The hairy guy feinted with his body, shouted, “Newspaper!” and threw his weight into a decent right cross. The well-dressed man grabbed the lunger’s sleeve as he punched and helped his momentum carry the man through a space made by the crowd.

The hairy man landed on his face, tried to get to his knees, groaned and looked around. He had temporarily lost track of time and space. The fight was over without a punch landing. The crowd clearly felt cheated. The man in the red knit cap said, “Well, least we didn’t pay for a ticket.”

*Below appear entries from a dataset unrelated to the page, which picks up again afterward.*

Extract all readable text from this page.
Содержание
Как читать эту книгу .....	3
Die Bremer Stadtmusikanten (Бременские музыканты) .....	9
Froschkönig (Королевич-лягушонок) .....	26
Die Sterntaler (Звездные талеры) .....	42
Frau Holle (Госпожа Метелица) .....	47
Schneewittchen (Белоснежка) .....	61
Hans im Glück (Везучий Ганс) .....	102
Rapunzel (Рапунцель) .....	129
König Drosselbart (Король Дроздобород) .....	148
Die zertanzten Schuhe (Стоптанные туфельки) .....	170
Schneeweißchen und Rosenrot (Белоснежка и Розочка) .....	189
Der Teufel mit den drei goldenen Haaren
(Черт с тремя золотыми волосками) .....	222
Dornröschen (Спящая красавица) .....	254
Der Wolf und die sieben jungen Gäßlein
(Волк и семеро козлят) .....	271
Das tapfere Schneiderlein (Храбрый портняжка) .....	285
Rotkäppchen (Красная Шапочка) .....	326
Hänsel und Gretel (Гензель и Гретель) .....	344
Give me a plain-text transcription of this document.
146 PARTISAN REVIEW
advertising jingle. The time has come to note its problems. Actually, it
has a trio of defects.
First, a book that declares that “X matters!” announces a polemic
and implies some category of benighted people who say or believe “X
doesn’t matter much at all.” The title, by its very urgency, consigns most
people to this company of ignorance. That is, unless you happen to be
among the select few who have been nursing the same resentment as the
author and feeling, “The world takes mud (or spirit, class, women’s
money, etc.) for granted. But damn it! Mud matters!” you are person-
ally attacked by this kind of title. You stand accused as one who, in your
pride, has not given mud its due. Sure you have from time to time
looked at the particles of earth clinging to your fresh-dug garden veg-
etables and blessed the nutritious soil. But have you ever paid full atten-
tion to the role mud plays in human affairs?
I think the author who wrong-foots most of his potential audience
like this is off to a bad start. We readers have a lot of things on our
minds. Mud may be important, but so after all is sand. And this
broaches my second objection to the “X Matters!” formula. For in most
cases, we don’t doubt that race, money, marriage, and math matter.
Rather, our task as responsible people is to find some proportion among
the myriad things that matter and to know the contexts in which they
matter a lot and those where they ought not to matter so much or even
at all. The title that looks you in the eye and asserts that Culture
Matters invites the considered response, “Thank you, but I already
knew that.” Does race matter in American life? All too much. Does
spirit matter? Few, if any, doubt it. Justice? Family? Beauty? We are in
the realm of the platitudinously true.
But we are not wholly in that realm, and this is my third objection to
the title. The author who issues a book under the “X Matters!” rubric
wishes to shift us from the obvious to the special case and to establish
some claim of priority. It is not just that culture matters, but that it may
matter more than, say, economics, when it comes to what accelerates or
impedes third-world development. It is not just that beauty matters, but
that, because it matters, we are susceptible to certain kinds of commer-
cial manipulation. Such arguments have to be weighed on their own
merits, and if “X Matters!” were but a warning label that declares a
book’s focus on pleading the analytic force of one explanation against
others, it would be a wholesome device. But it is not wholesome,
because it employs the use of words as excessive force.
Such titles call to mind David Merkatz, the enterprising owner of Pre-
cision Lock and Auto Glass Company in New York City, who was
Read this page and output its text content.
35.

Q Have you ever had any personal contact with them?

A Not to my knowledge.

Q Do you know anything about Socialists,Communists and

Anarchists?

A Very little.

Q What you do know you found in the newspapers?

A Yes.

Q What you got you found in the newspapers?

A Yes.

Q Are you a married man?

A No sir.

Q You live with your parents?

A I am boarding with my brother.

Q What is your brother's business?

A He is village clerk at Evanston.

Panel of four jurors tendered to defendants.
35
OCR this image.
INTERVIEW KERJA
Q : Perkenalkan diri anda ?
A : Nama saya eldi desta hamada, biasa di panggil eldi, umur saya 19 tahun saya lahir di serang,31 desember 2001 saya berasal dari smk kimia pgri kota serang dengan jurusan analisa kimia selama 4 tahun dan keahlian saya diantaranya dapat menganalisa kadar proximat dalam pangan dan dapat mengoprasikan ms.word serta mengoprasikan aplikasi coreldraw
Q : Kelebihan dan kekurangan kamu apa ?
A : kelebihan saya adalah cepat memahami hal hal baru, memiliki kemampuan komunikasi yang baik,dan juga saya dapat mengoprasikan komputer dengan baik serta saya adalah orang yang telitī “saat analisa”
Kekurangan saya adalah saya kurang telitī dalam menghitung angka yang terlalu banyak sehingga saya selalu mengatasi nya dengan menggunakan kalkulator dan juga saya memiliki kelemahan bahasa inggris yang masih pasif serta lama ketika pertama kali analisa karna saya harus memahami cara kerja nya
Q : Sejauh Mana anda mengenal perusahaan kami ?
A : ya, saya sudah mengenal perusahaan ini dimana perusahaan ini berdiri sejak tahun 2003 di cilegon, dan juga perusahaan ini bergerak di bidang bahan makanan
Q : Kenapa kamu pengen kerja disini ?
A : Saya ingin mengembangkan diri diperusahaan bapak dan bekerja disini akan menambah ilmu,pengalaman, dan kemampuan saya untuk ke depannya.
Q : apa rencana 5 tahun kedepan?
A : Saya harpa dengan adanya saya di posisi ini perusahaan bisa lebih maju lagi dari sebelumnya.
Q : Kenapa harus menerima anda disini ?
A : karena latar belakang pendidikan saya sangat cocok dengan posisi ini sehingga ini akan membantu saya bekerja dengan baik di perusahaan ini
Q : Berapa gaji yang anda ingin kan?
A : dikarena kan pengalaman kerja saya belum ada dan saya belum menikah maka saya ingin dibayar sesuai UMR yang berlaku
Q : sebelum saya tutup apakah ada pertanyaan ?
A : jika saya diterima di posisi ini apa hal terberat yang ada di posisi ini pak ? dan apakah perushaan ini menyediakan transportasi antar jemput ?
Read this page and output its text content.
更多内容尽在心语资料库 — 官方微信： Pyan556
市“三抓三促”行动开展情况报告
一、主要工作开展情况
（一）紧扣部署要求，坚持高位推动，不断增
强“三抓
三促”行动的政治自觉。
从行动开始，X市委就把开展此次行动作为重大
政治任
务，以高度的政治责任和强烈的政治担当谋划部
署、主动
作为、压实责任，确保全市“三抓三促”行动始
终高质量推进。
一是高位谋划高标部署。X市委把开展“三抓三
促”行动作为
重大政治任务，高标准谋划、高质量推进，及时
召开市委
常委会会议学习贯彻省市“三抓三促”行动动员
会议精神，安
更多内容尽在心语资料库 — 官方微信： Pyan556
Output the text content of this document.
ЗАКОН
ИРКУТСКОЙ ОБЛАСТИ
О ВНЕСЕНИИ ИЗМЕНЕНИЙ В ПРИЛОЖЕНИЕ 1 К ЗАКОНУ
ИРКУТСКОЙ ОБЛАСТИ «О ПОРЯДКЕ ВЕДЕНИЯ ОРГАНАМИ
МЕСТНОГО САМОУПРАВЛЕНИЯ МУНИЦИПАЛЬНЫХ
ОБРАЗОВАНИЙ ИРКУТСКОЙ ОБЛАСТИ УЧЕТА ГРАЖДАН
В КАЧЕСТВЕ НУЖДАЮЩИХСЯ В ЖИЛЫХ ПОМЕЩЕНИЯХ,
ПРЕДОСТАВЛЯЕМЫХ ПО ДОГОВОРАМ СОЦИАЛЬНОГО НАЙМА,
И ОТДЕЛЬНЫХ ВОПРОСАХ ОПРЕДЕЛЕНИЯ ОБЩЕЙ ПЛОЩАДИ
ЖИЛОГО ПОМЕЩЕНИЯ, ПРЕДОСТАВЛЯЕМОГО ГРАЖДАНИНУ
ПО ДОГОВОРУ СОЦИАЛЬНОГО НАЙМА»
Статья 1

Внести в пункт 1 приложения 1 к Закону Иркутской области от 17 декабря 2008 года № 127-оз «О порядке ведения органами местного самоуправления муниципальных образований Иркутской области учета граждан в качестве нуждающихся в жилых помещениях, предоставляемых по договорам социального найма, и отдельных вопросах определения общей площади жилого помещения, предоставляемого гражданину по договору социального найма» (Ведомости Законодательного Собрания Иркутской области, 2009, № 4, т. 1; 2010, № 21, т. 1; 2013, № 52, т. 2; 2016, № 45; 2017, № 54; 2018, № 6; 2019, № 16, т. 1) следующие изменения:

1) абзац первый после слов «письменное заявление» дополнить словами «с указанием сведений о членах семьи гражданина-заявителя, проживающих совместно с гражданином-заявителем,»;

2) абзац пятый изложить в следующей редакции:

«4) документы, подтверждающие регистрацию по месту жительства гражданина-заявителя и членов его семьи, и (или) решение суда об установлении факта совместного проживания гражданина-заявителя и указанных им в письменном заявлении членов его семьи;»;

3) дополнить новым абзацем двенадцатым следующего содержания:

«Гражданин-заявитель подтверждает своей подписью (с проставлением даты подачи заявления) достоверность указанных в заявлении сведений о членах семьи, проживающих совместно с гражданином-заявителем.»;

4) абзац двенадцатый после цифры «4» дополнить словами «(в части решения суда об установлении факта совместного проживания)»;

“Small blessings,” said Lew.

“Amen, brother. You think you might…”

Lew fished a handful of change from his pocket and handed it to the man.

The crowd was almost gone. The well-dressed man was helping the dazed gladiator to his feet, being careful not to cover himself in blood.

“Thank you,” said the red-capped man.

“What were you before?” Lew asked.

“Before what? Oh, first a soldier and then I was a very bad preacher of bootlegged and distorted meanderings randomly recalled from the Holy Bible.”

The man in the suit was steadying the bleeding man with one hand and speaking to him softly. The bleeding man nodded in understanding as he stained Jackson Street.

“Whomsoever will take my hand,” the man in the cap suddenly bellowed. “So shall he walk with me through the valley of monsters and devils and emerge on the path to a bright eternity. And that is no shit.”

People were not attracted by his call to salvation.

“I still got it,” the man said, smiling. “Haven’t done that in years. Feels good. Come on. Get down. Feels good. Feels good.”

“It doesn’t feel good,” said Lew.

“Give it half a shot.”

“It’s not in me.”

The man in the knit cap plunged his hands into his coat pockets, backed away and looked at Lew saying, “I see that now.”